L’ordinateur portable en classe : un débat qui persiste

Par Roxane Grégoire

La présence grandissante des ordinateurs portables en classe ne fait pas l’unanimité dans les universités. Il suffit de faire de brèves recherches dans l’actualité pour le constater: certains professeurs décident de proscrire les portables dans leurs cours, tandis que d’autres tentent de les intégrer au mode d’enseignement. Pourquoi en est-il ainsi et quels sont les enjeux concernés?

L’utilisation des ordinateurs portables croît de façon fulgurante dans les classes universitaires, et les raisons qui donnent lieu à ce changement sont fort simples. D’abord, la première génération ayant grandi avec des ordinateurs et avec internet depuis l’enfance est maintenant rendue sur les bancs de l’université, traînant avec elle une aisance et une connaissance du système informatique bien établies. Ensuite, presque toutes les universités possèdent un réseau internet sans fil, ce qui facilite l’accès aux ressources du web depuis les appareils mobiles.
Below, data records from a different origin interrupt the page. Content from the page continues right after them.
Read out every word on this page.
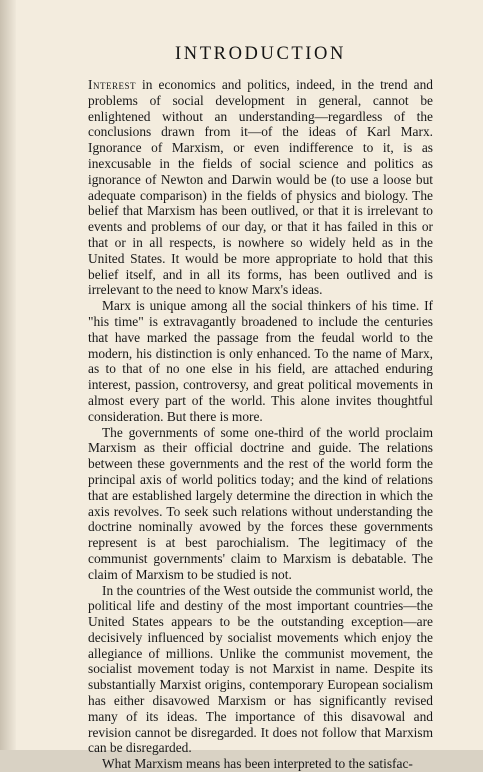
INTRODUCTION

Interest in economics and politics, indeed, in the trend and problems of social development in general, cannot be enlightened without an understanding—regardless of the conclusions drawn from it—of the ideas of Karl Marx. Ignorance of Marxism, or even indifference to it, is as inexcusable in the fields of social science and politics as ignorance of Newton and Darwin would be (to use a loose but adequate comparison) in the fields of physics and biology. The belief that Marxism has been outlived, or that it is irrelevant to events and problems of our day, or that it has failed in this or that or in all respects, is nowhere so widely held as in the United States. It would be more appropriate to hold that this belief itself, and in all its forms, has been outlived and is irrelevant to the need to know Marx's ideas.

Marx is unique among all the social thinkers of his time. If "his time" is extravagantly broadened to include the centuries that have marked the passage from the feudal world to the modern, his distinction is only enhanced. To the name of Marx, as to that of no one else in his field, are attached enduring interest, passion, controversy, and great political movements in almost every part of the world. This alone invites thoughtful consideration. But there is more.

The governments of some one-third of the world proclaim Marxism as their official doctrine and guide. The relations between these governments and the rest of the world form the principal axis of world politics today; and the kind of relations that are established largely determine the direction in which the axis revolves. To seek such relations without understanding the doctrine nominally avowed by the forces these governments represent is at best parochialism. The legitimacy of the communist governments' claim to Marxism is debatable. The claim of Marxism to be studied is not.

In the countries of the West outside the communist world, the political life and destiny of the most important countries—the United States appears to be the outstanding exception—are decisively influenced by socialist movements which enjoy the allegiance of millions. Unlike the communist movement, the socialist movement today is not Marxist in name. Despite its substantially Marxist origins, contemporary European socialism has either disavowed Marxism or has significantly revised many of its ideas. The importance of this disavowal and revision cannot be disregarded. It does not follow that Marxism can be disregarded.

What Marxism means has been interpreted to the satisfac-
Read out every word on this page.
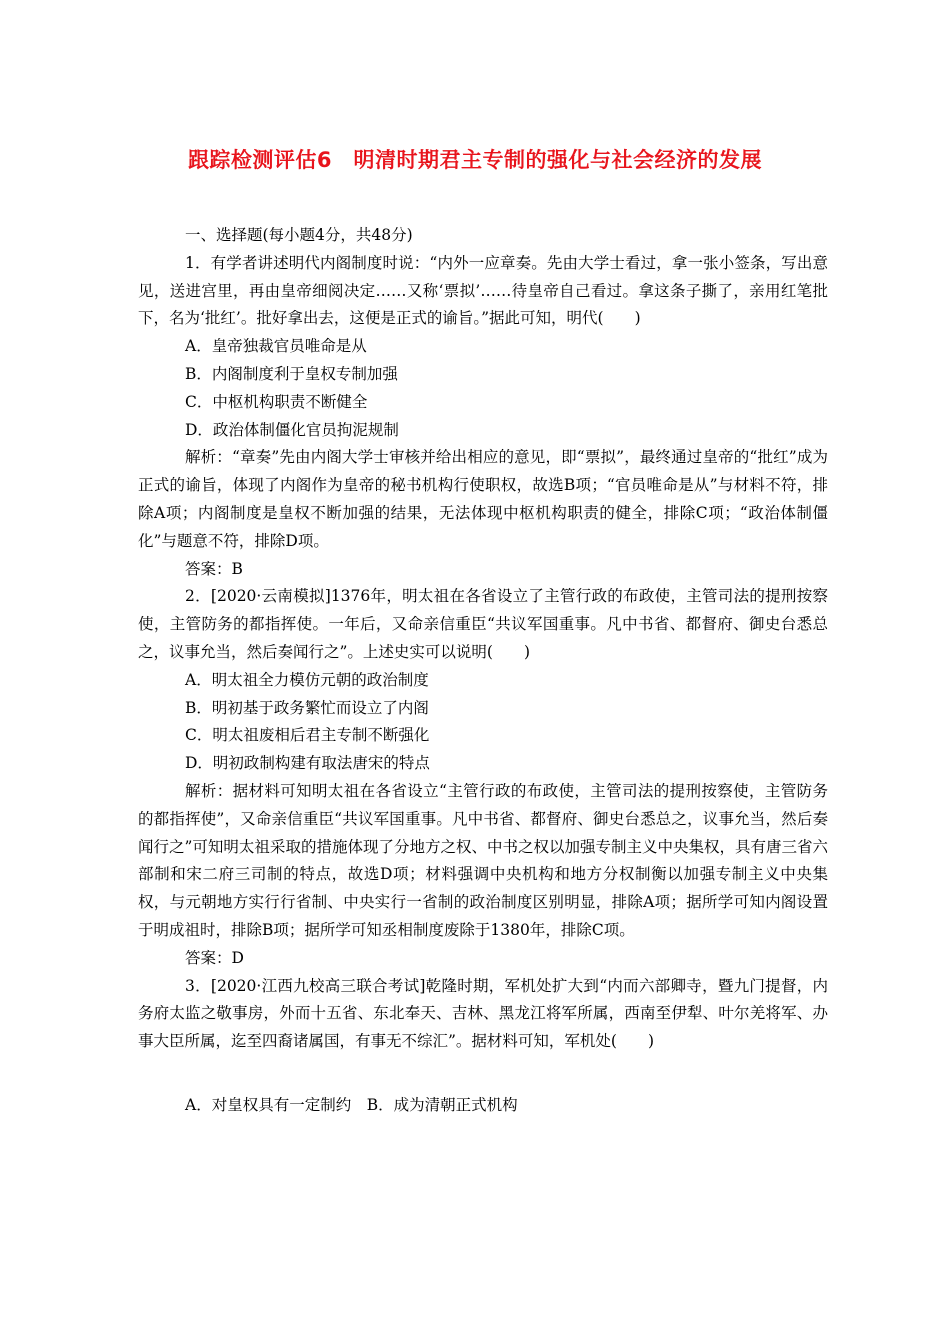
跟踪检测评估6　明清时期君主专制的强化与社会经济的发展

一、选择题(每小题4分，共48分)

1．有学者讲述明代内阁制度时说：“内外一应章奏。先由大学士看过，拿一张小签条，写出意见，送进宫里，再由皇帝细阅决定……又称‘票拟’……待皇帝自己看过。拿这条子撕了，亲用红笔批下，名为‘批红’。批好拿出去，这便是正式的谕旨。”据此可知，明代(　　)

A．皇帝独裁官员唯命是从

B．内阁制度利于皇权专制加强

C．中枢机构职责不断健全

D．政治体制僵化官员拘泥规制

解析：“章奏”先由内阁大学士审核并给出相应的意见，即“票拟”，最终通过皇帝的“批红”成为正式的谕旨，体现了内阁作为皇帝的秘书机构行使职权，故选B项；“官员唯命是从”与材料不符，排除A项；内阁制度是皇权不断加强的结果，无法体现中枢机构职责的健全，排除C项；“政治体制僵化”与题意不符，排除D项。

答案：B

2．[2020·云南模拟]1376年，明太祖在各省设立了主管行政的布政使，主管司法的提刑按察使，主管防务的都指挥使。一年后，又命亲信重臣“共议军国重事。凡中书省、都督府、御史台悉总之，议事允当，然后奏闻行之”。上述史实可以说明(　　)

A．明太祖全力模仿元朝的政治制度

B．明初基于政务繁忙而设立了内阁

C．明太祖废相后君主专制不断强化

D．明初政制构建有取法唐宋的特点

解析：据材料可知明太祖在各省设立“主管行政的布政使，主管司法的提刑按察使，主管防务的都指挥使”，又命亲信重臣“共议军国重事。凡中书省、都督府、御史台悉总之，议事允当，然后奏闻行之”可知明太祖采取的措施体现了分地方之权、中书之权以加强专制主义中央集权，具有唐三省六部制和宋二府三司制的特点，故选D项；材料强调中央机构和地方分权制衡以加强专制主义中央集权，与元朝地方实行行省制、中央实行一省制的政治制度区别明显，排除A项；据所学可知内阁设置于明成祖时，排除B项；据所学可知丞相制度废除于1380年，排除C项。

答案：D

3．[2020·江西九校高三联合考试]乾隆时期，军机处扩大到“内而六部卿寺，暨九门提督，内务府太监之敬事房，外而十五省、东北奉天、吉林、黑龙江将军所属，西南至伊犁、叶尔羌将军、办事大臣所属，迄至四裔诸属国，有事无不综汇”。据材料可知，军机处(　　)

A．对皇权具有一定制约　B．成为清朝正式机构
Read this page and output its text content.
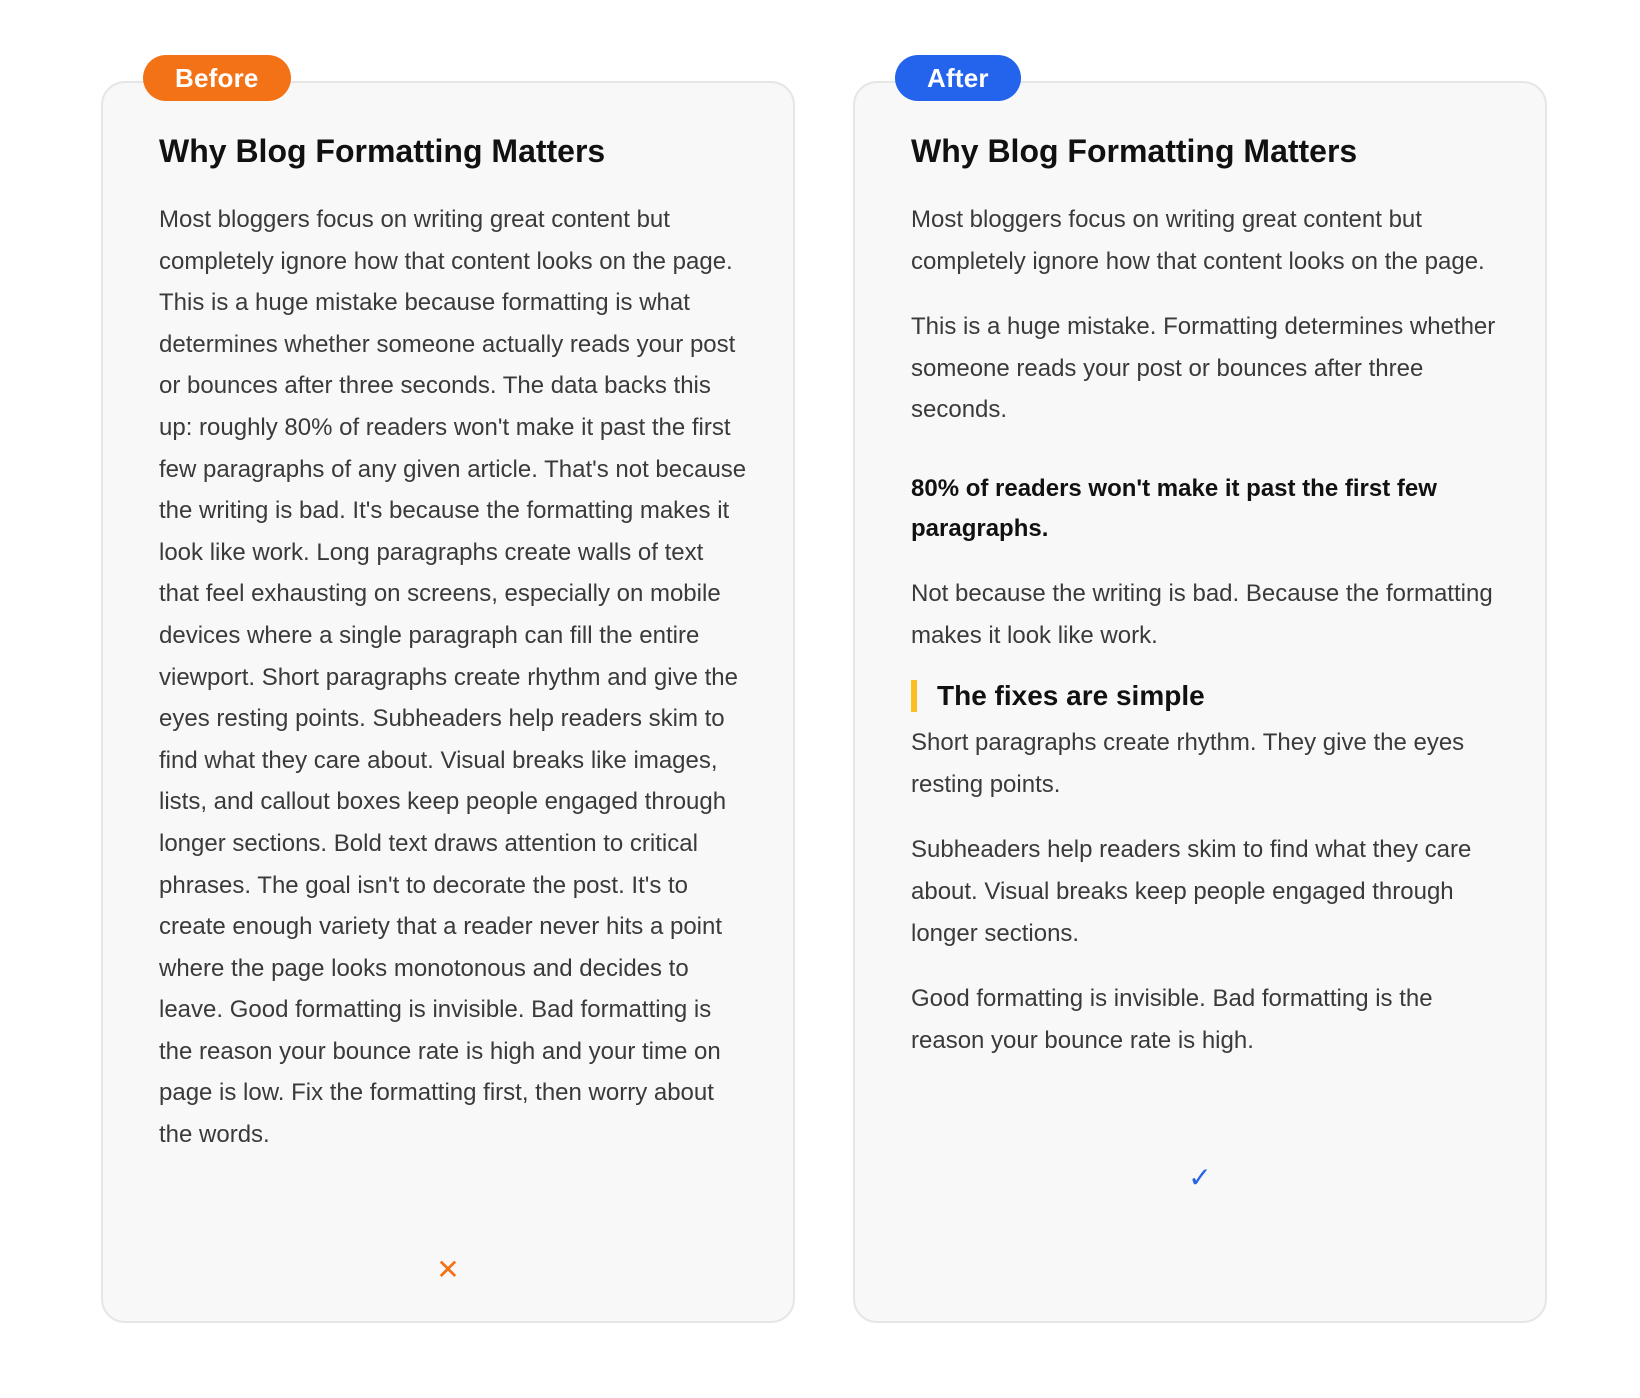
Before
Why Blog Formatting Matters

Most bloggers focus on writing great content but completely ignore how that content looks on the page. This is a huge mistake because formatting is what determines whether someone actually reads your post or bounces after three seconds. The data backs this up: roughly 80% of readers won't make it past the first few paragraphs of any given article. That's not because the writing is bad. It's because the formatting makes it look like work. Long paragraphs create walls of text that feel exhausting on screens, especially on mobile devices where a single paragraph can fill the entire viewport. Short paragraphs create rhythm and give the eyes resting points. Subheaders help readers skim to find what they care about. Visual breaks like images, lists, and callout boxes keep people engaged through longer sections. Bold text draws attention to critical phrases. The goal isn't to decorate the post. It's to create enough variety that a reader never hits a point where the page looks monotonous and decides to leave. Good formatting is invisible. Bad formatting is the reason your bounce rate is high and your time on page is low. Fix the formatting first, then worry about the words.

✕
After
Why Blog Formatting Matters

Most bloggers focus on writing great content but completely ignore how that content looks on the page.

This is a huge mistake. Formatting determines whether someone reads your post or bounces after three seconds.

80% of readers won't make it past the first few paragraphs.

Not because the writing is bad. Because the formatting makes it look like work.

The fixes are simple

Short paragraphs create rhythm. They give the eyes resting points.

Subheaders help readers skim to find what they care about. Visual breaks keep people engaged through longer sections.

Good formatting is invisible. Bad formatting is the reason your bounce rate is high.

✓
D’ailleurs, une étude de 2011 révélait que seulement 2 universités canadiennes sur 68 ne possédaient pas de réseau Wi-Fi: la Lakehead University et le Royal Military College of Canada. Enfin, il va sans dire que les étudiants qui apportent leur ordinateur personnel en classe le font avant tout parce qu’ils sont financièrement capables de s’en procurer un. Les prix des PC ont effectivement beaucoup baissé au cours des dernières années.

Tolérer ou interdire?

Qui n’a jamais été dérangé par son voisin qui regardait une vidéo en plein cours? Faut-il pour autant bannir l’utilisation des ordinateurs personnels dans les classes? J’ai sondé une vingtaine d’étudiants de l’UdeS à ce sujet. À la question «Qu’est-ce qu’il ne faut jamais faire lorsque nous apportons un ordinateur portable en classe?», les réponses les plus fréquentes ont été «ne pas aller sur les réseaux sociaux», «ne pas laisser le son allumé» et «ne pas naviguer sur internet». Ces réponses m’ont fait sourire, car lorsque l’on jette un coup d’œil aux écrans d’ordinateur en classe, ça ne concorde pas tout à fait. En effet, plusieurs recherches conduites aux États-Unis démontrent que la majorité des étudiants font du multitasking en classe: 87 % regardent leur courrier électronique, 38 % utilisent la messagerie instantanée et 42 % disent naviguer sur le web... A-t-on affaire ici au célèbre dicton «Fais ce que je dis, pas ce que je fais»? En tout cas, ce qui est unanime, c’est que le principal avantage perçu par les étudiants est la prise de notes plus rapide et efficace.

L’opinion des professeurs est très partagée, et vous devinerez que l’argument principal de ceux qui sont défavorables aux ordinateurs portables en classe est la distraction. Les trois professeurs que j’ai interrogés ont dit avoir déjà été dérangés par un ordinateur lors d’un cours, et ce, même s’ils se sont dits favorables à leur présence. Il semble donc que le défi réside non pas dans la tolérance de la chose, mais dans sa gestion. Cela dit, de nombreux enseignants sont convaincus que l’on peut tirer avantage de ce changement dans les salles de cours... Il ne reste qu’à trouver comment s’y prendre.

Carte blanche aux professeurs

Pourquoi ne pas vérifier si l’impact sur les notes scolaires des étudiants est positif ou négatif, vous dites-vous? Quelques chercheurs l’ont fait, mais les résultats sont mitigés et trop peu nombreux pour tirer des conclusions. Tout de même, depuis quelques années, de plus en plus d’universités canadiennes ajoutent sur leur site internet une section concernant la gestion des appareils mobiles en classe et les conditions s’y rattachant. Or, jusqu’à présent, la majorité d’entre elles, dont l’UdeS, laisse chaque professeur décider de la politique qu’il veut appliquer dans son cours.